Studio Artist

David M Thomas

Above: David M Thomas, 2024. Photo: Lisa Owen-Bourke

Across three decades, David M Thomas (b.1967) has activated multiple modes of research, performance, making, exhibition and performance. He describes his multiform practice as 'demonstrative cultural criticism’, which is achieved by preserving the makeshift while courting the role of amateur. Thomas maintains a mood of deadpan humour that masks a strategic consideration of personal text, biography and acquired objects. Audio and photographic documentation processes have also played a central role across his career. His ongoing theoretical and practical interest demonstrates how archives function for artists (and historians) in valuing, determining and communicating the historical development, persistence and movement of philosophical and political thought.

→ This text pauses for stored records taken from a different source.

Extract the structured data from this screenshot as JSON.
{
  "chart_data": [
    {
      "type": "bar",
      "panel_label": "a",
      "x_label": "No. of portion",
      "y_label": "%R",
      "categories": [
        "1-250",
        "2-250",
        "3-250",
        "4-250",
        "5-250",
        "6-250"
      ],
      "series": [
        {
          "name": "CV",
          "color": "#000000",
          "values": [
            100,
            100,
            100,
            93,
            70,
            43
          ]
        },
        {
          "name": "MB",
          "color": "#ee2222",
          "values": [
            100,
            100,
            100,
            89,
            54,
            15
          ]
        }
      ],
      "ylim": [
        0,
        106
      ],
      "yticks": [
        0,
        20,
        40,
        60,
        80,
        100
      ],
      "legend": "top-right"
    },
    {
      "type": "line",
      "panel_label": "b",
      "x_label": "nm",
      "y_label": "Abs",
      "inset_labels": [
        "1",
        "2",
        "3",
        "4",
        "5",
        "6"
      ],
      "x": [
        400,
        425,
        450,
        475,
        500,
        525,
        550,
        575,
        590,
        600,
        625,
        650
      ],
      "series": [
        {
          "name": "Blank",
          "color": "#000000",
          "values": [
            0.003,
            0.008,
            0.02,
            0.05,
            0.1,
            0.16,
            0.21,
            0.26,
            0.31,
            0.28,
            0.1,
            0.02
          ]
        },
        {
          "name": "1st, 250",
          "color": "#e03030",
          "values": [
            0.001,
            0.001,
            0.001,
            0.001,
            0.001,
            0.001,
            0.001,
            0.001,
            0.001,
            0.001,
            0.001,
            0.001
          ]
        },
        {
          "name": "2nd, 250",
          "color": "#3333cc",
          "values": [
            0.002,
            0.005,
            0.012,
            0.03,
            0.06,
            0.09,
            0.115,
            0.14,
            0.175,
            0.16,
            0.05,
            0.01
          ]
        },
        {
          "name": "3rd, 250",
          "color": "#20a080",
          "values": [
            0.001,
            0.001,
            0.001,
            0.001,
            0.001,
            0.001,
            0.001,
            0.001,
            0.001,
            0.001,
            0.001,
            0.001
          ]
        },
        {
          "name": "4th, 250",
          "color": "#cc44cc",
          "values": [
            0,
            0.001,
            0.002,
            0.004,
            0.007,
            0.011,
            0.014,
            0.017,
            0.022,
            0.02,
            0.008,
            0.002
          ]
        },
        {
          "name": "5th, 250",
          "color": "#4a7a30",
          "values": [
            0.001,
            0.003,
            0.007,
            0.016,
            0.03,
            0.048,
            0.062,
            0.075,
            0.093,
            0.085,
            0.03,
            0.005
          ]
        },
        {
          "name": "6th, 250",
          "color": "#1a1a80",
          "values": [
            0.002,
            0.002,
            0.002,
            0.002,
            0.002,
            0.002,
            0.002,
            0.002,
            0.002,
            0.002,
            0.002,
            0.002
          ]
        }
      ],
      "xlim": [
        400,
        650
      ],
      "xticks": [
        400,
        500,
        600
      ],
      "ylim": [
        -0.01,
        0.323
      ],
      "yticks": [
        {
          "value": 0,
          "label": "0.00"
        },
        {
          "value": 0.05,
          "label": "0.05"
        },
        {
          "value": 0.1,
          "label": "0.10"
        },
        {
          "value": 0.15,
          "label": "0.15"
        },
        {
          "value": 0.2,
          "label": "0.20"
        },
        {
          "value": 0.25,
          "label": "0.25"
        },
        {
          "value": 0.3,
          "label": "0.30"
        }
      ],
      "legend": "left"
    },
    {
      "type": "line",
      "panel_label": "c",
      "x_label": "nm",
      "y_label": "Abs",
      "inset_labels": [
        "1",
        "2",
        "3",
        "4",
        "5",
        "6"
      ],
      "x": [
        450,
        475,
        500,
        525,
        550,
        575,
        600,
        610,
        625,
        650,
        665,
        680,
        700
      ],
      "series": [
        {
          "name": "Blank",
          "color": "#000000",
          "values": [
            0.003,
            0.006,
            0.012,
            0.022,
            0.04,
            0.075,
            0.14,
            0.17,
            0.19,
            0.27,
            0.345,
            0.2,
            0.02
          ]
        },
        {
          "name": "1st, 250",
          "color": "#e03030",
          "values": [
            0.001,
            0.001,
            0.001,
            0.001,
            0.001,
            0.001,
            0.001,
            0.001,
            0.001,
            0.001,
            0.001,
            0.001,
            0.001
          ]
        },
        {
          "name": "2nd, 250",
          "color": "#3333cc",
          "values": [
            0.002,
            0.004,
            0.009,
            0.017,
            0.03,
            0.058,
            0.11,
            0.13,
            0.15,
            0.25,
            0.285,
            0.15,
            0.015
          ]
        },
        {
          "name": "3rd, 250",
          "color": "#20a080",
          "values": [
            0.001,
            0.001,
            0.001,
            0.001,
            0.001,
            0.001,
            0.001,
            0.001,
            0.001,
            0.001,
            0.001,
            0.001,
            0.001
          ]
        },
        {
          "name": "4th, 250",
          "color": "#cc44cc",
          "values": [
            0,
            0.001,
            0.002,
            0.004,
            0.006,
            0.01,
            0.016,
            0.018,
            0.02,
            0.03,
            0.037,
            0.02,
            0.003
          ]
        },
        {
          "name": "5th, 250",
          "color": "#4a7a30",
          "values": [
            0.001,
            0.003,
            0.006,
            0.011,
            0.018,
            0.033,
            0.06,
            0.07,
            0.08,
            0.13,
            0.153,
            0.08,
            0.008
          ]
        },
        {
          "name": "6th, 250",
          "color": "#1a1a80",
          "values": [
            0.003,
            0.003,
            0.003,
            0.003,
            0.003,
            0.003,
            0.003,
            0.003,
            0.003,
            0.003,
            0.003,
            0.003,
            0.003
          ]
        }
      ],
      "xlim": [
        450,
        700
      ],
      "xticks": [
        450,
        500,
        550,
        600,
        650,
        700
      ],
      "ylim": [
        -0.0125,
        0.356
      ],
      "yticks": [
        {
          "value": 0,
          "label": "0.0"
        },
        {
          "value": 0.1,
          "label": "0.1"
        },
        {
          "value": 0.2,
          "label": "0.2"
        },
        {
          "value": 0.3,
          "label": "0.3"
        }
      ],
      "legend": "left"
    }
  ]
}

 Thomas began his practice in Sydney in the early 1990s where he instigated the legendary CBD Gallery. Recent projects include the installation Sub Urban Mystic at Outer Space, Brisbane (2022); a three-month residency developing the project Resonant Forms, at Sculptors Queensland, Brisbane (2021); and the installation, Mater Matter for Stable, Brisbane (2020). Other solo exhibitions include Simple Math at Knulp, Sydney (2017) and Real Distraction, at Wreckers Artspace, Brisbane (2018). His work has also been exhibited at the National Portrait Gallery of Australia, Canberra; Artspace, NAS Gallery, Casula Powerhouse and Museum of Contemporary Art Australia, Sydney;  Queensland Art Gallery, Gallery of Modern Art, Institute of Modern Art and Griffith University Art Gallery, Brisbane; Monash Gallery of Art, Melbourne; and Canberra Contemporary Art Space.

 Under the stage name David Ethix, Thomas has collaborated with Brisbane sub-tropical goths ∑GG√EIN since 2011, which he founded with artist Archie Moore. Recent performances include the opening event for Yuriyal Eric Bridgeman + Haus Yuriyal Arebaa / Sun and Moon, Milani Gallery, Brisbane (2023); Essential Tremors Festival, Phoenix Central Park, Sydney (2022); and Making Art Work, Institute of Modern Art, Brisbane (2020).